ISA Server 2000 assumes that all networks or subnets on the corporate network are equally trusted. For example, you might install three network interfaces on your ISA Server 2000 firewall—one for the Internet link and the other two for LAN connections. ISA Server 2000 assumes that both LAN connections are trusted networks and doesn't let you apply firewall policy to these interfaces. ISA Server 2004's multinetworking feature fixes this problem. Firewall policy is applied to all ISA Server 2004 interfaces, and access rules control all traffic moving between any two interfaces. The concept of a trusted network is gone, and ISA Server 2004's powerful stateful filtering and stateful inspection engines examine all traffic.

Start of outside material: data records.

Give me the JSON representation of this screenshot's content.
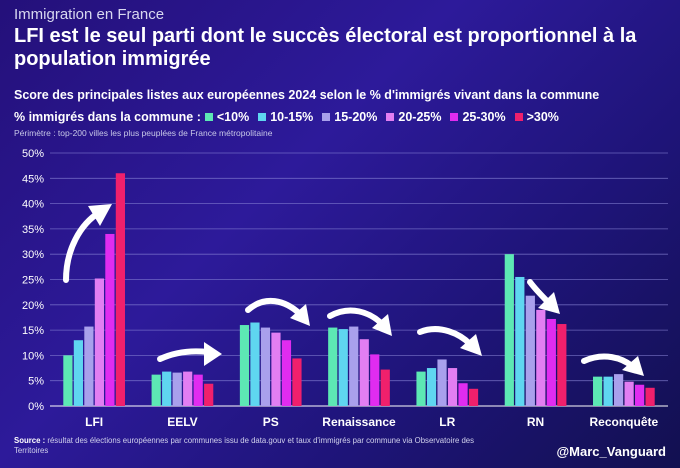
{
  "header": {
    "kicker": "Immigration en France",
    "title": "LFI est le seul parti dont le succès électoral est proportionnel à la population immigrée",
    "subtitle": "Score des principales listes aux européennes 2024 selon le % d'immigrés vivant dans la commune",
    "scope": "Périmètre : top-200 villes les plus peuplées de France métropolitaine"
  },
  "legend": {
    "title": "% immigrés dans la commune :",
    "items": [
      {
        "label": "<10%",
        "color": "#5de8b4"
      },
      {
        "label": "10-15%",
        "color": "#5fd6f0"
      },
      {
        "label": "15-20%",
        "color": "#a9a0ec"
      },
      {
        "label": "20-25%",
        "color": "#e27ef2"
      },
      {
        "label": "25-30%",
        "color": "#e02cf0"
      },
      {
        "label": ">30%",
        "color": "#f0206c"
      }
    ]
  },
  "chart_data": {
    "type": "bar",
    "title": "Score des principales listes aux européennes 2024 selon le % d'immigrés vivant dans la commune",
    "xlabel": "",
    "ylabel": "",
    "ylim": [
      0,
      50
    ],
    "yticks": [
      "0%",
      "5%",
      "10%",
      "15%",
      "20%",
      "25%",
      "30%",
      "35%",
      "40%",
      "45%",
      "50%"
    ],
    "grid": true,
    "legend_position": "top",
    "categories": [
      "LFI",
      "EELV",
      "PS",
      "Renaissance",
      "LR",
      "RN",
      "Reconquête"
    ],
    "series": [
      {
        "name": "<10%",
        "values": [
          10,
          6.2,
          16,
          15.5,
          6.8,
          30,
          5.8
        ]
      },
      {
        "name": "10-15%",
        "values": [
          13,
          6.8,
          16.5,
          15.2,
          7.5,
          25.5,
          5.8
        ]
      },
      {
        "name": "15-20%",
        "values": [
          15.7,
          6.6,
          15.5,
          15.7,
          9.2,
          21.8,
          6.3
        ]
      },
      {
        "name": "20-25%",
        "values": [
          25.2,
          6.8,
          14.5,
          13.2,
          7.5,
          19,
          4.8
        ]
      },
      {
        "name": "25-30%",
        "values": [
          34,
          6.2,
          13,
          10.2,
          4.5,
          17.2,
          4.2
        ]
      },
      {
        "name": ">30%",
        "values": [
          46,
          4.4,
          9.4,
          7.2,
          3.4,
          16.2,
          3.6
        ]
      }
    ]
  },
  "footer": {
    "source_label": "Source :",
    "source_text": "résultat des élections européennes par communes issu de data.gouv et taux d'immigrés par commune via Observatoire des Territoires",
    "handle": "@Marc_Vanguard"
  }
}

Many installations must have the ISA Server 2000 firewall in the same domain as the users to avoid authentication problems. This configuration isn't optimal because if the firewall is compromised, the attacker can leverage the firewall's domain-member status to attack corporate network resources. ISA Server 2004 enables Remote Authentication Dial-In User Service (RADIUS) authentication for Web cache and VPN clients. RADIUS lets ISA Server 2004 authenticate users that belong to any RADIUS-compliant directory. You can use the Microsoft Internet Authentication Server (which is a RADIUS server) to connect to the Active Directory (AD) user database.

HTTP filtering in ISA Server 2000 is limited to URLScan and URL blocking. URLScan protects corporate-network Web servers that you've made available to Internet users, and URL blocking blocks Web sites based on a list of banned URLs that you create. ISA Server 2004 inspects all components of an HTTP communication. You can block or allow HTTP (and SSL) communications based on any characteristic of an HTTP message moving through the firewall. Thus, blocking P2P and multimedia applications that use HTTP as their transport is simple.